O plano carro chefe da trama é posto em pauta, Bunker narra com propriedade deixando a impressão de um relato empírico. Os três, camuflados numa viatura policial, vestidos à caráter, possuindo o dossiê da vítima, rastreiam o mesmo para assaltá-lo. Trata-se de um traficante bem sucedido, ambientado no assombroso submundo de Los Angeles - West Coast. A investida é proposital, busca a eliminação de qualquer chance de denúncia a polícia. Mas eles não param por aí. Troy visita um amigo numa prisão no México e é encarregado de sequestrar um bebê. Missão aparentemente fácil, mas no desenrolar eis que surge o carma: Mad Dog, na tentativa de salvar Troy, dispara um tiro fatal contra um homem disfarçado dentro da casa do bebê, depois se descobre que esse era o pai da criança, o idealizado como pagante do resgate, que por uma fatalidade, estava no momento do sequestro. Um deslize.

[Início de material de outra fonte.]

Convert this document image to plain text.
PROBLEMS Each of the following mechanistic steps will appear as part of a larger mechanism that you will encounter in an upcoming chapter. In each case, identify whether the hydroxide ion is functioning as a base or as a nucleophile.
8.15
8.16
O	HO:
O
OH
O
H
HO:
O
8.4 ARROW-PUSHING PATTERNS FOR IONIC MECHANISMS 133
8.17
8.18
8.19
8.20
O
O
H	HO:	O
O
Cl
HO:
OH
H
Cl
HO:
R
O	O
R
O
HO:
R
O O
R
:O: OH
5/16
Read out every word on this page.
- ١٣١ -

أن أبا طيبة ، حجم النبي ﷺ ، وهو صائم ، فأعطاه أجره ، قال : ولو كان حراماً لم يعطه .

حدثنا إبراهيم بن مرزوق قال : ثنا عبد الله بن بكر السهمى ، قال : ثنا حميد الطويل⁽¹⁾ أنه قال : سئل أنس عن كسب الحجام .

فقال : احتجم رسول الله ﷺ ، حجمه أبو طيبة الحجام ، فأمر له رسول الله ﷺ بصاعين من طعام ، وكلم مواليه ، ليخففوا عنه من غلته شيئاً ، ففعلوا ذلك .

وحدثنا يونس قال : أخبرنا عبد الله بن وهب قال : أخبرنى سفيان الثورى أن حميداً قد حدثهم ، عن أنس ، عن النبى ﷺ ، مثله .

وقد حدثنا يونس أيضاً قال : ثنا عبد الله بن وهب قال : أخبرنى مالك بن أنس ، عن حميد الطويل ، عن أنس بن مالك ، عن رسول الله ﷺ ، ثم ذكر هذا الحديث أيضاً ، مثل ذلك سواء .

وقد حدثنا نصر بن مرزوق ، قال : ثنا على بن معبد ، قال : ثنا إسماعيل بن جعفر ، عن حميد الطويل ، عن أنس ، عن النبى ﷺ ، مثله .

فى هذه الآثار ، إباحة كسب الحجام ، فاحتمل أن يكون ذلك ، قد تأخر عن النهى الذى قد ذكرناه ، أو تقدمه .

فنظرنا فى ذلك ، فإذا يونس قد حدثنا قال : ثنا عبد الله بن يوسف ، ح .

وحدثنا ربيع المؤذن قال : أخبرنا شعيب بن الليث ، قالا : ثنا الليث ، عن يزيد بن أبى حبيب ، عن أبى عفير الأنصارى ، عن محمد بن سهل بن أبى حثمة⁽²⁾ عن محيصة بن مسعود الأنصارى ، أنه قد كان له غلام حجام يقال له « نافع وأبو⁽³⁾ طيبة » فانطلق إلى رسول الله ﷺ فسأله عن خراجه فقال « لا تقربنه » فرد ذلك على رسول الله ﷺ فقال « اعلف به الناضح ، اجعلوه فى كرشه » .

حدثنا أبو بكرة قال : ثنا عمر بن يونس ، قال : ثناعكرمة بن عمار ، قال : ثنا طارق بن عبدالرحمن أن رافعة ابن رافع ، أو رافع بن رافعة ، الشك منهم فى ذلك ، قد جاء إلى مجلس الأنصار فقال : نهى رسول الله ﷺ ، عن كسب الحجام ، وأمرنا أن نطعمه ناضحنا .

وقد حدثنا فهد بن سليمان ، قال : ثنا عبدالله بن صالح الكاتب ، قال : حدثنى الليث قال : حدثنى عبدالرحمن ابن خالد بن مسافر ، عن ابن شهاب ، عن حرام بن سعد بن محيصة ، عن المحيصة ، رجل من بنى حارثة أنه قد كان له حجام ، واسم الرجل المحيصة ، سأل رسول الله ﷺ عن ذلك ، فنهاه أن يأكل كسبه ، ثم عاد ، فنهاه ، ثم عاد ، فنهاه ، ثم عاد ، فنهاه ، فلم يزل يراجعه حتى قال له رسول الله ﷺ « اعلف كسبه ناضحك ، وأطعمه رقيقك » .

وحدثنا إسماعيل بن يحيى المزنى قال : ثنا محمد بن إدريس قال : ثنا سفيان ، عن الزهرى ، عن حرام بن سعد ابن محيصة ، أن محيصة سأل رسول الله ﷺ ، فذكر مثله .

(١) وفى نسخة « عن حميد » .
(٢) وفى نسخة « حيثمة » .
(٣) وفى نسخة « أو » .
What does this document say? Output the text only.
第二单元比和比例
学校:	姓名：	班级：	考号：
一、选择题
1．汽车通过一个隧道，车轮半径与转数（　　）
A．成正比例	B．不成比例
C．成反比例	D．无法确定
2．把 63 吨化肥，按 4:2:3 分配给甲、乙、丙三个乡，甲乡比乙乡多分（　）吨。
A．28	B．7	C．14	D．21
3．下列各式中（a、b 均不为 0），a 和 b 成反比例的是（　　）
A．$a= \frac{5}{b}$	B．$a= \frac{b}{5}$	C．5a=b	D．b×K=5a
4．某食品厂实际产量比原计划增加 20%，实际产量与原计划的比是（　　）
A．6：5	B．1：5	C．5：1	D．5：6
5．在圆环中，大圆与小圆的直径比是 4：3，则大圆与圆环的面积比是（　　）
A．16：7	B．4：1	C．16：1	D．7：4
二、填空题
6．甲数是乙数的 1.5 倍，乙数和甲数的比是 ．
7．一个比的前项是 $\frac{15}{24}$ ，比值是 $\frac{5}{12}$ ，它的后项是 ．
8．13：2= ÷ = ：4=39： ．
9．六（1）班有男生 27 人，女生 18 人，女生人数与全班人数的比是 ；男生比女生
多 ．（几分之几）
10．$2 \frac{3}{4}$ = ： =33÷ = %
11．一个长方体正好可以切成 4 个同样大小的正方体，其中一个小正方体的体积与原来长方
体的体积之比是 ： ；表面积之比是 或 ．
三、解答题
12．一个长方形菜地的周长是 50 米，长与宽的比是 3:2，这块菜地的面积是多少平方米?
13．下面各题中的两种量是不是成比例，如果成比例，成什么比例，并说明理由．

Com isso, na dor de um dilema, Troy sentencia uma decisão difícil à tempos. Com uma automática apontada para a nuca de Mad Dog - que por um momento se distraia -, ele pesou os motivos para matar ou deixa-lo com vida, e disparou na cabeça dele.
Nesse universo, o leitor percebe do que se submete aquele a quem depende do crime, onde a ética é desafiada por opiniões sensatas, naturais sopros de sobrevivência. A lealdade é analisada como produtiva ou destrutiva, desembocando numa realidade amarga. 
 No decorrer, Diesel, precariamente suspeito pelas tatuagens, é perseguido pela polícia, inicia um tiroteio na saída de um mercado e acaba brutalmente assassinado. Troy, juntamente é enquadrado, espancado, preso, foge de um hospital a qual estava algemado sob os cuidados médicos da justiça, e perambula solitário pela liberdade, correndo numa rodovia movimentada, num carro roubado, em desespero por se safar.
Bunker passa nas últimas páginas do seu "romance de assaltos", que a vivência criminal é extremamente perigosa, a vida se resume a duras incertezas e penosas surpresas. Minha pessoa, compadecida pelo carisma de Troy, torcia para um final feliz, mas se chocou com um comentário cruel de um policial, que depois de capturá-lo, bastante ferido, dispara uma promessa a queima roupa ao companheiro, prometendo jogá-lo na câmara de gás. Eu percebi tardiamente que torcia por uma fuga, uma chance fundamental de redenção, mesmo não assumindo nenhum traço de arrependimento em Troy. Fui sorrateiramente inserido no grupo, reflexo da convivência estreita com o talentoso narrador. Como um membro entrosado com a gangue, senti que não cumpri a minha parte, deixando a desejar em algum amparo.